A discussion of factors likely to affect the future of labor arbitration (in an address delivered at the first annual meeting of the NAA.) The history of labor arbitration and the impact of legislation on arbitration (up to 1948) are reviewed.

Arbitrators and the NAA are encouraged to maintain high standards and foster the development of qualified labor arbitrators.

Examines the relationship between ability and seniority in the context of the "pessimistic" theory - that the use of seniority as a factor in promotions impairs productivity and individual initiative.

The author posits that more study is needed, but suggests that seniority might be favored over ability as a factor in reviewing promotional decisions not simply because unions are pressing for seniority, but also because seniority is easier to judge: arbitrators place the burden on management to justify selection of a junior employee, and management does not always do a good job of justifying its actions. Healy's paper [1955, page 45], in that it seems to decry the prevalence of seniority over ability as a factor in the employment relationship, while the evidence seems to suggest that the reliance on seniority - rather than ability - provides equivalent results in terms of efficiency and productivity.

He concludes that "federal regulation has extended too far while too little has been left to state control."A discussion of the effect of a continuing business recession on labor arbitration in the context of strong unions and extensive collective bargaining.

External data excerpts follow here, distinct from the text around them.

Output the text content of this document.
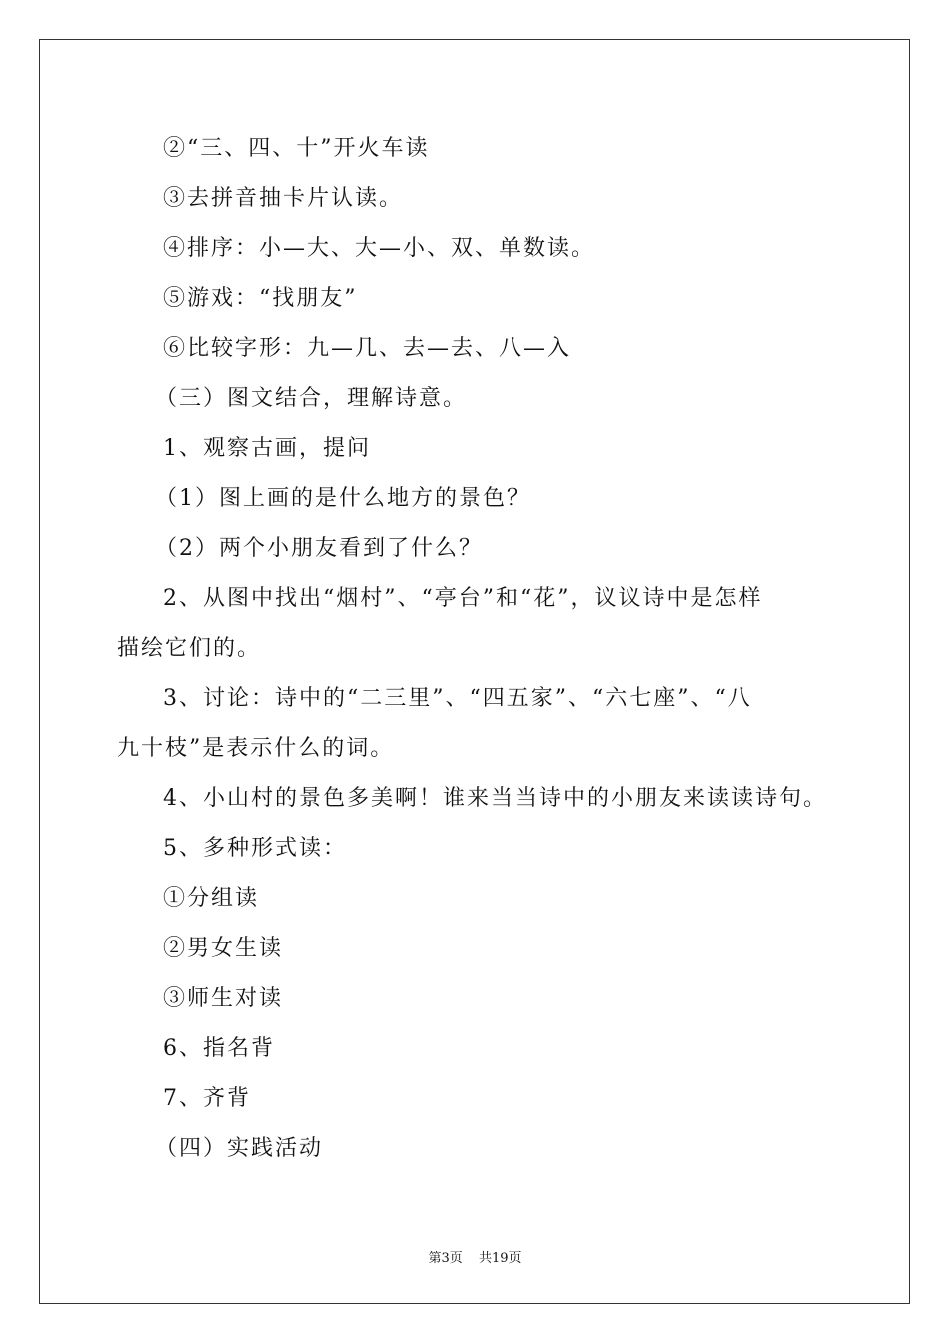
②“三、四、十”开火车读
③去拼音抽卡片认读。
④排序：小—大、大—小、双、单数读。
⑤游戏：“找朋友”
⑥比较字形：九—几、去—去、八—入
（三）图文结合，理解诗意。
1、观察古画，提问
（1）图上画的是什么地方的景色？
（2）两个小朋友看到了什么？
2、从图中找出“烟村”、“亭台”和“花”，议议诗中是怎样
描绘它们的。
3、讨论：诗中的“二三里”、“四五家”、“六七座”、“八
九十枝”是表示什么的词。
4、小山村的景色多美啊！谁来当当诗中的小朋友来读读诗句。
5、多种形式读：
①分组读
②男女生读
③师生对读
6、指名背
7、齐背
（四）实践活动
第3页 共19页
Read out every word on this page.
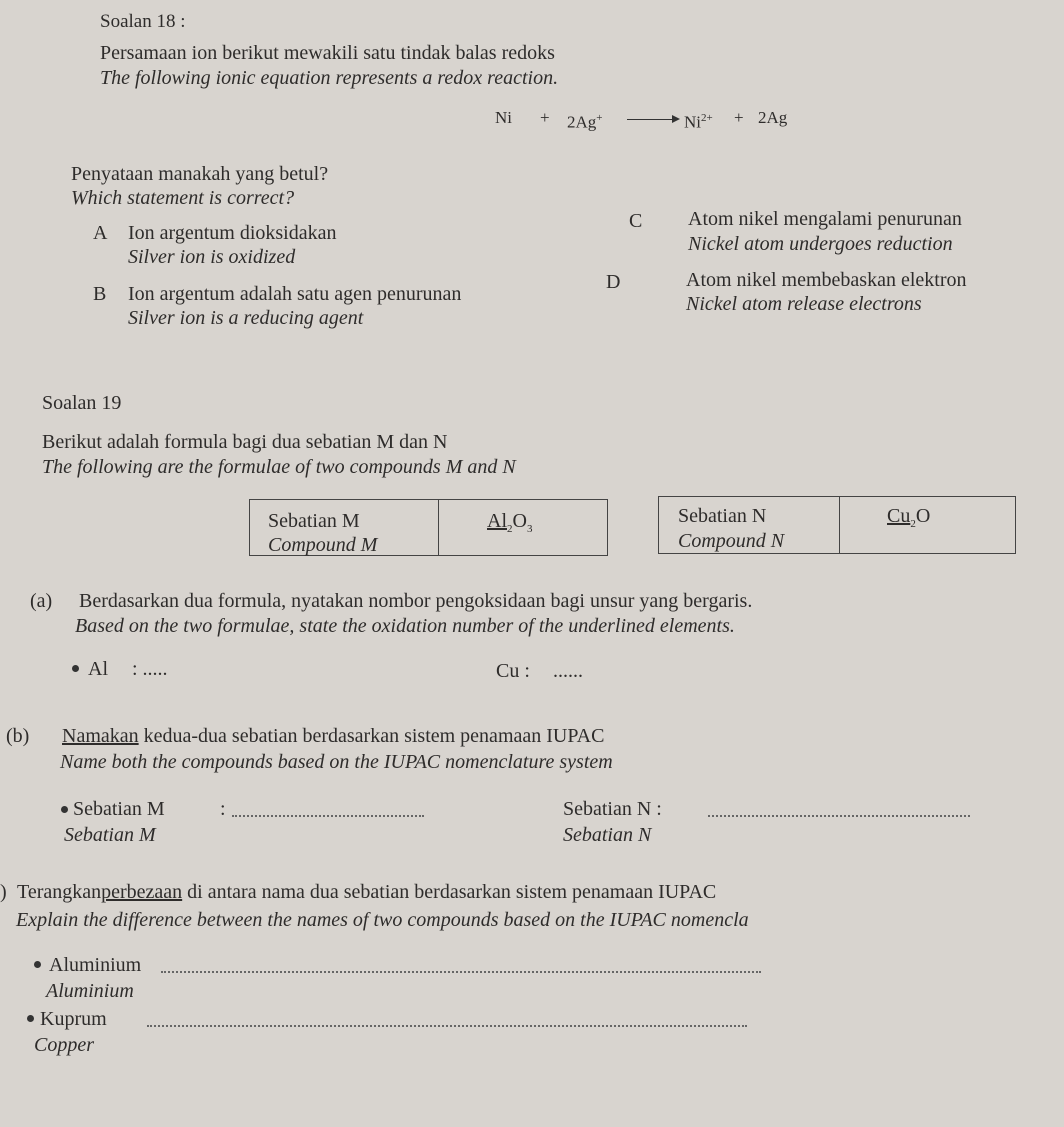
Soalan 18 :
Persamaan ion berikut mewakili satu tindak balas redoks
The following ionic equation represents a redox reaction.
Ni + 2Ag+	$Ni^{2+} + 2Ag$
Penyataan manakah yang betul?
Which statement is correct?
A Ion argentum dioksidakan
Silver ion is oxidized
B Ion argentum adalah satu agen penurunan
Silver ion is a reducing agent
C Atom nikel mengalami penurunan
Nickel atom undergoes reduction
D	Atom nikel membebaskan elektron
Nickel atom release electrons
Soalan 19
Berikut adalah formula bagi dua sebatian M dan N
The following are the formulae of two compounds M and N
Sebatian M
Compound M
$Al_2O_3$
Sebatian N
Compound N
$Cu_2O$
(a) Berdasarkan dua formula, nyatakan nombor pengoksidaan bagi unsur yang bergaris.
Based on the two formulae, state the oxidation number of the underlined elements.
Al : .....	Cu : ......
(b) Namakan kedua-dua sebatian berdasarkan sistem penamaan IUPAC
Name both the compounds based on the IUPAC nomenclature system
Sebatian M	:
Sebatian M
Sebatian N :
Sebatian N
) Terangkanperbezaan di antara nama dua sebatian berdasarkan sistem penamaan IUPAC
Explain the difference between the names of two compounds based on the IUPAC nomencla
Aluminium
Aluminium
Kuprum
Copper
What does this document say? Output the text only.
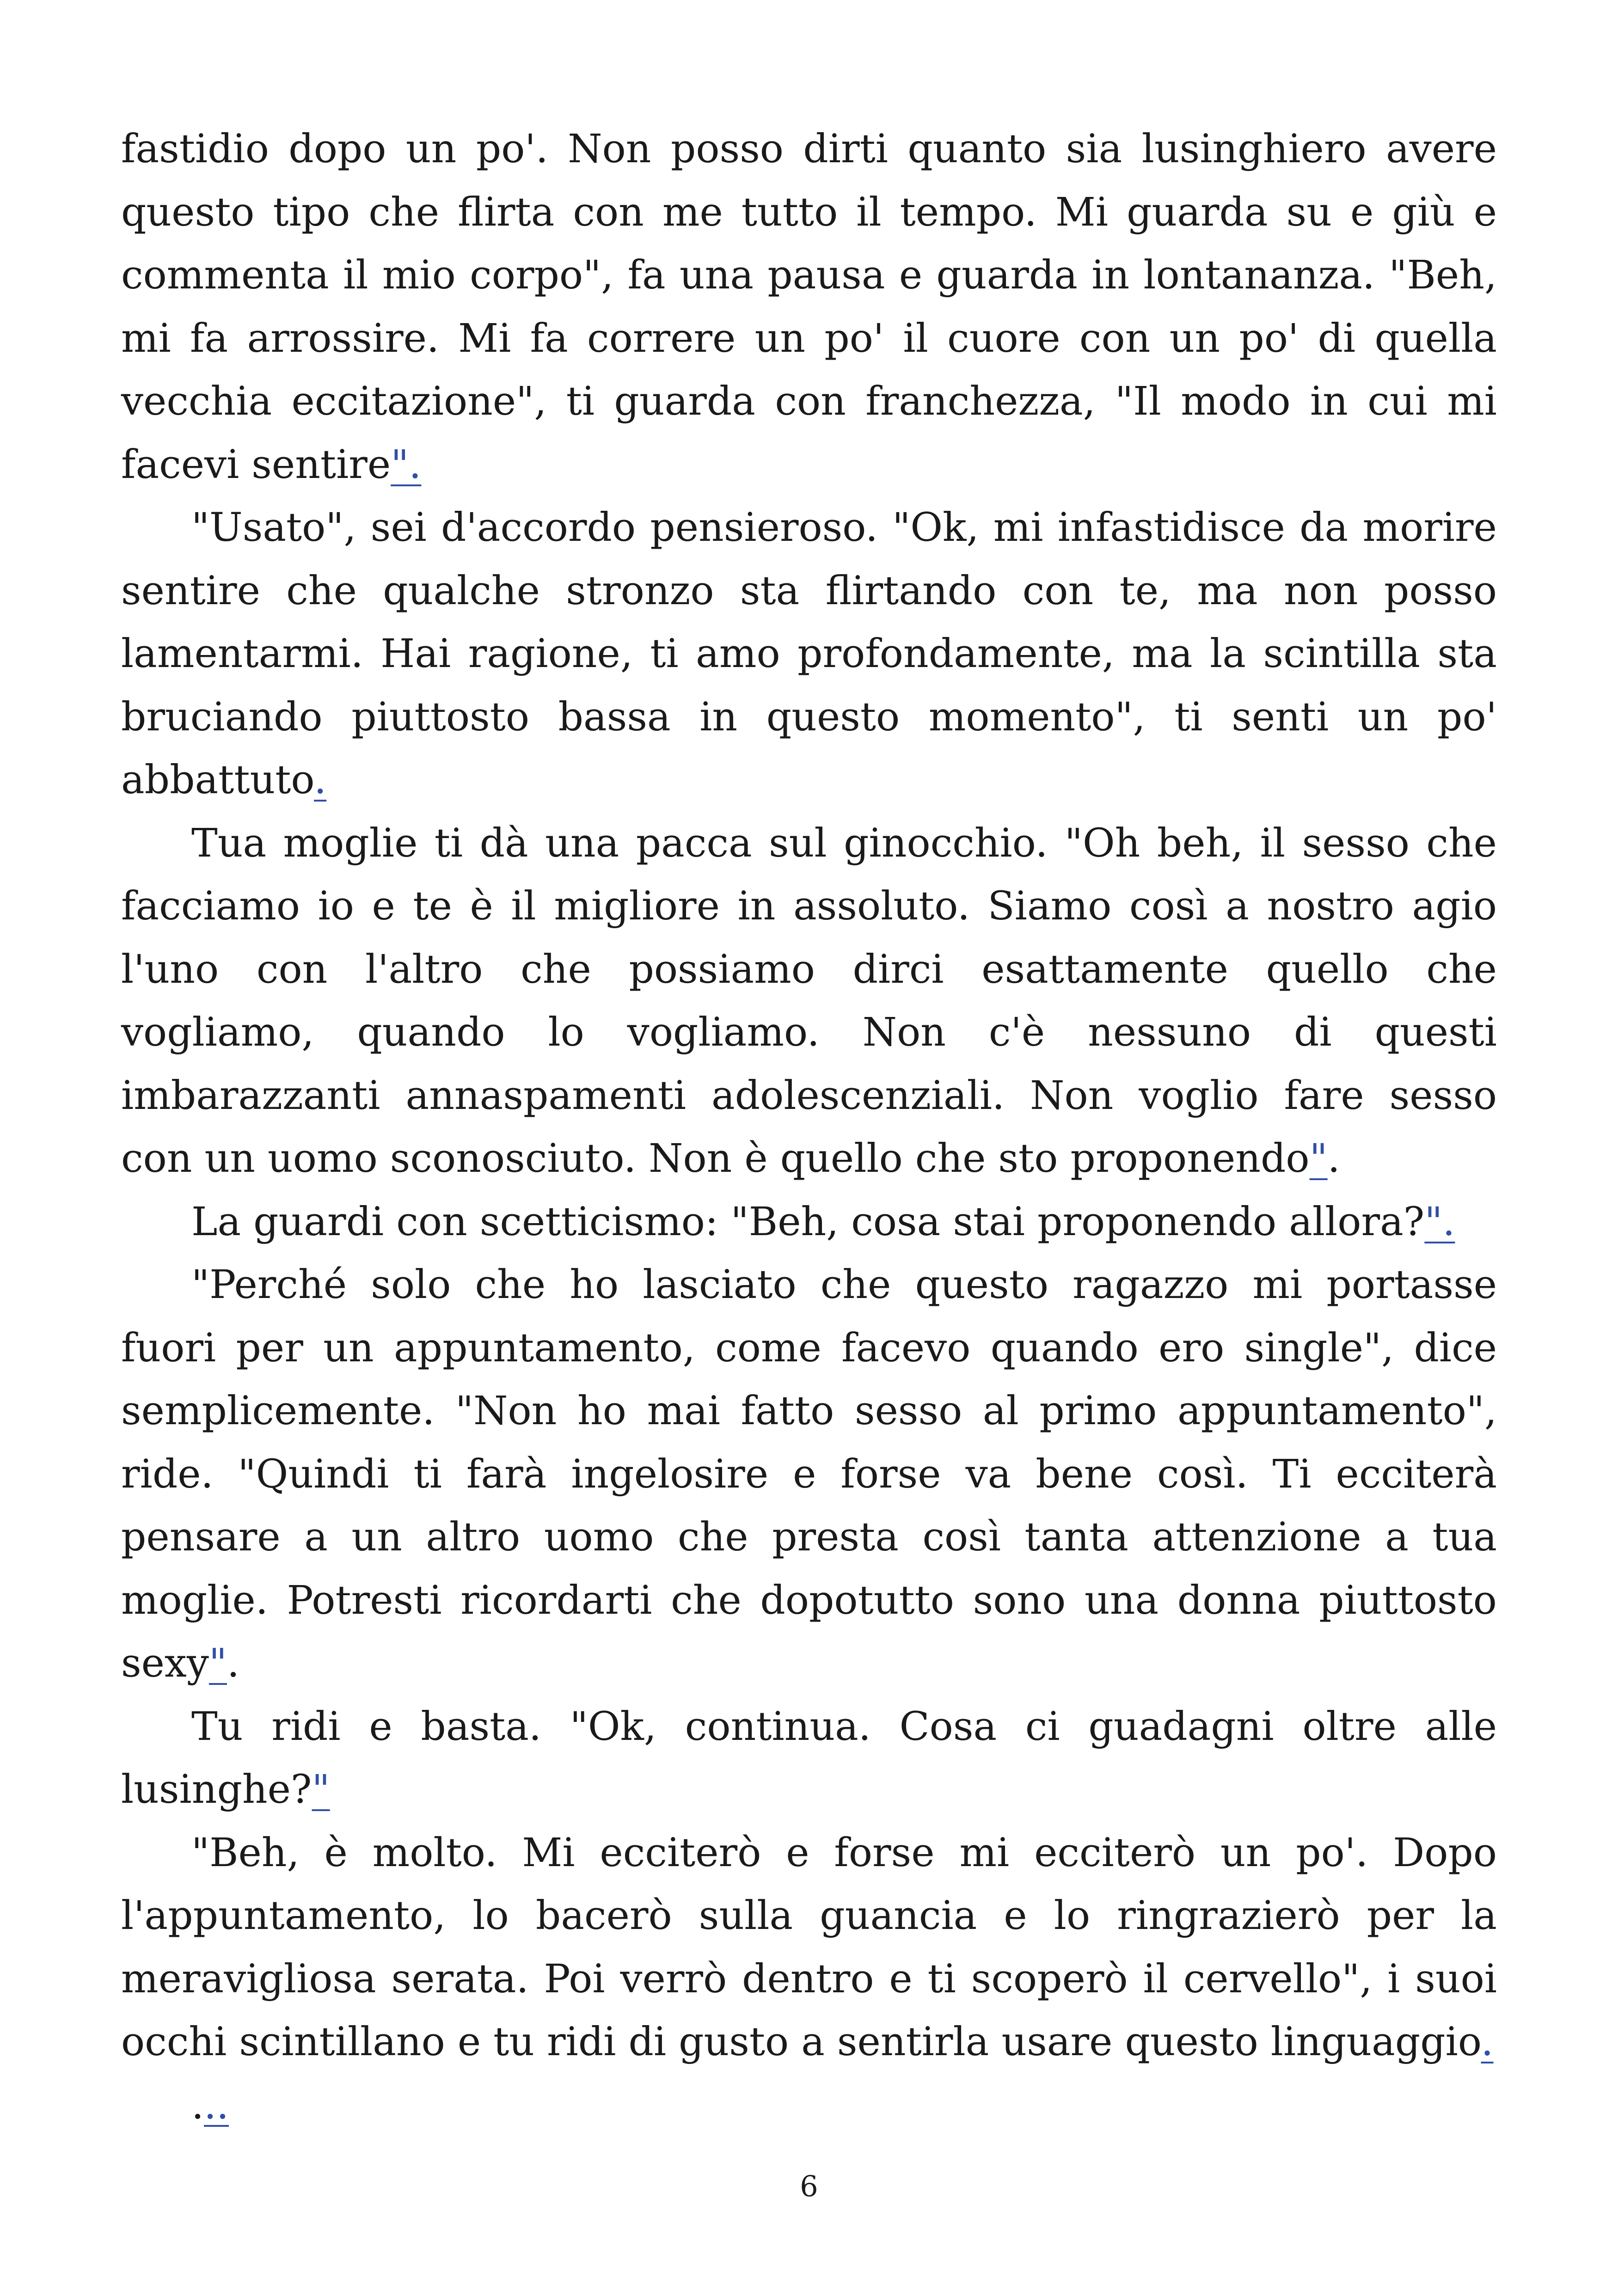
fastidio dopo un po'. Non posso dirti quanto sia lusinghiero avere questo tipo che flirta con me tutto il tempo. Mi guarda su e giù e commenta il mio corpo", fa una pausa e guarda in lontananza. "Beh, mi fa arrossire. Mi fa correre un po' il cuore con un po' di quella vecchia eccitazione", ti guarda con franchezza, "Il modo in cui mi facevi sentire".

"Usato", sei d'accordo pensieroso. "Ok, mi infastidisce da morire sentire che qualche stronzo sta flirtando con te, ma non posso lamentarmi. Hai ragione, ti amo profondamente, ma la scintilla sta bruciando piuttosto bassa in questo momento", ti senti un po' abbattuto.

Tua moglie ti dà una pacca sul ginocchio. "Oh beh, il sesso che facciamo io e te è il migliore in assoluto. Siamo così a nostro agio l'uno con l'altro che possiamo dirci esattamente quello che vogliamo, quando lo vogliamo. Non c'è nessuno di questi imbarazzanti annaspamenti adolescenziali. Non voglio fare sesso con un uomo sconosciuto. Non è quello che sto proponendo".

La guardi con scetticismo: "Beh, cosa stai proponendo allora?".

"Perché solo che ho lasciato che questo ragazzo mi portasse fuori per un appuntamento, come facevo quando ero single", dice semplicemente. "Non ho mai fatto sesso al primo appuntamento", ride. "Quindi ti farà ingelosire e forse va bene così. Ti ecciterà pensare a un altro uomo che presta così tanta attenzione a tua moglie. Potresti ricordarti che dopotutto sono una donna piuttosto sexy".

Tu ridi e basta. "Ok, continua. Cosa ci guadagni oltre alle lusinghe?"

"Beh, è molto. Mi ecciterò e forse mi ecciterò un po'. Dopo l'appuntamento, lo bacerò sulla guancia e lo ringrazierò per la meravigliosa serata. Poi verrò dentro e ti scoperò il cervello", i suoi occhi scintillano e tu ridi di gusto a sentirla usare questo linguaggio.

...

6
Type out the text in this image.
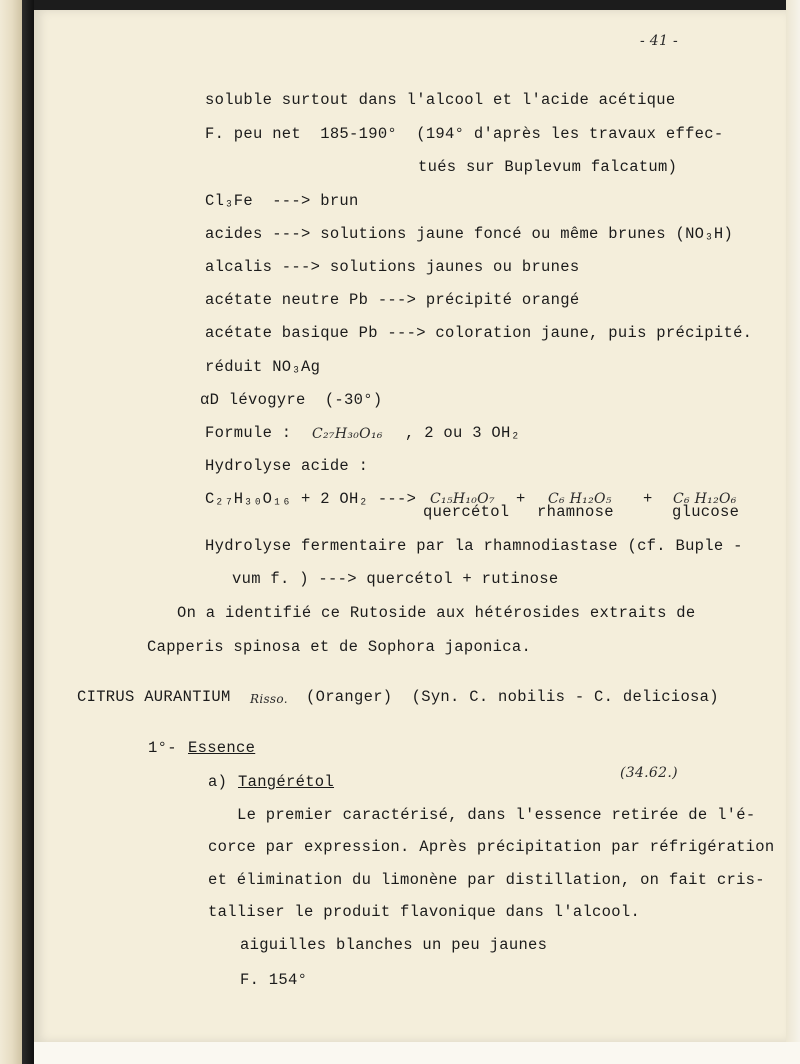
- 41 -
soluble surtout dans l'alcool et l'acide acétique
F. peu net  185-190°  (194° d'après les travaux effec-
tués sur Buplevum falcatum)
Cl₃Fe  ---> brun
acides ---> solutions jaune foncé ou même brunes (NO₃H)
alcalis ---> solutions jaunes ou brunes
acétate neutre Pb ---> précipité orangé
acétate basique Pb ---> coloration jaune, puis précipité.
réduit NO₃Ag
αD lévogyre  (-30°)
Formule : C₂₇H₃₀O₁₆ , 2 ou 3 OH₂
Hydrolyse acide :
C₂₇H₃₀O₁₆ + 2 OH₂ ---> C₁₅H₁₀O₇ + C₆ H₁₂O₅ + C₆ H₁₂O₆
quercétol rhamnose	glucose
Hydrolyse fermentaire par la rhamnodiastase (cf. Buple -
vum f. ) ---> quercétol + rutinose
On a identifié ce Rutoside aux hétérosides extraits de
Capperis spinosa et de Sophora japonica.
CITRUS AURANTIUM Risso. (Oranger)  (Syn. C. nobilis - C. deliciosa)
1°- Essence
a) Tangérétol	(34.62.)
Le premier caractérisé, dans l'essence retirée de l'é-
corce par expression. Après précipitation par réfrigération
et élimination du limonène par distillation, on fait cris-
talliser le produit flavonique dans l'alcool.
aiguilles blanches un peu jaunes
F. 154°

The author forecasts continued growth and a bright future for labor arbitration.Appendix D is the Committees 1950 eponymous report.Appendix E is a survey of arbitrator demographics, workload and fees conducted by the Committee.He cites the national public policy favoring voluntary collective bargaining as a "measure to secure stable industrial peace." He urges the President of the United States to make a formal public statement circumscribing the governments function to one of assisting the parties through mediation.The President should interfere in only those rare cases where there is a genuine threat to the national health or safety.The Committee concludes that the basic standards of ethics applicable to any judge, foremost of which are the qualities of honesty and impartiality, should be applied to the code of labor arbitrators.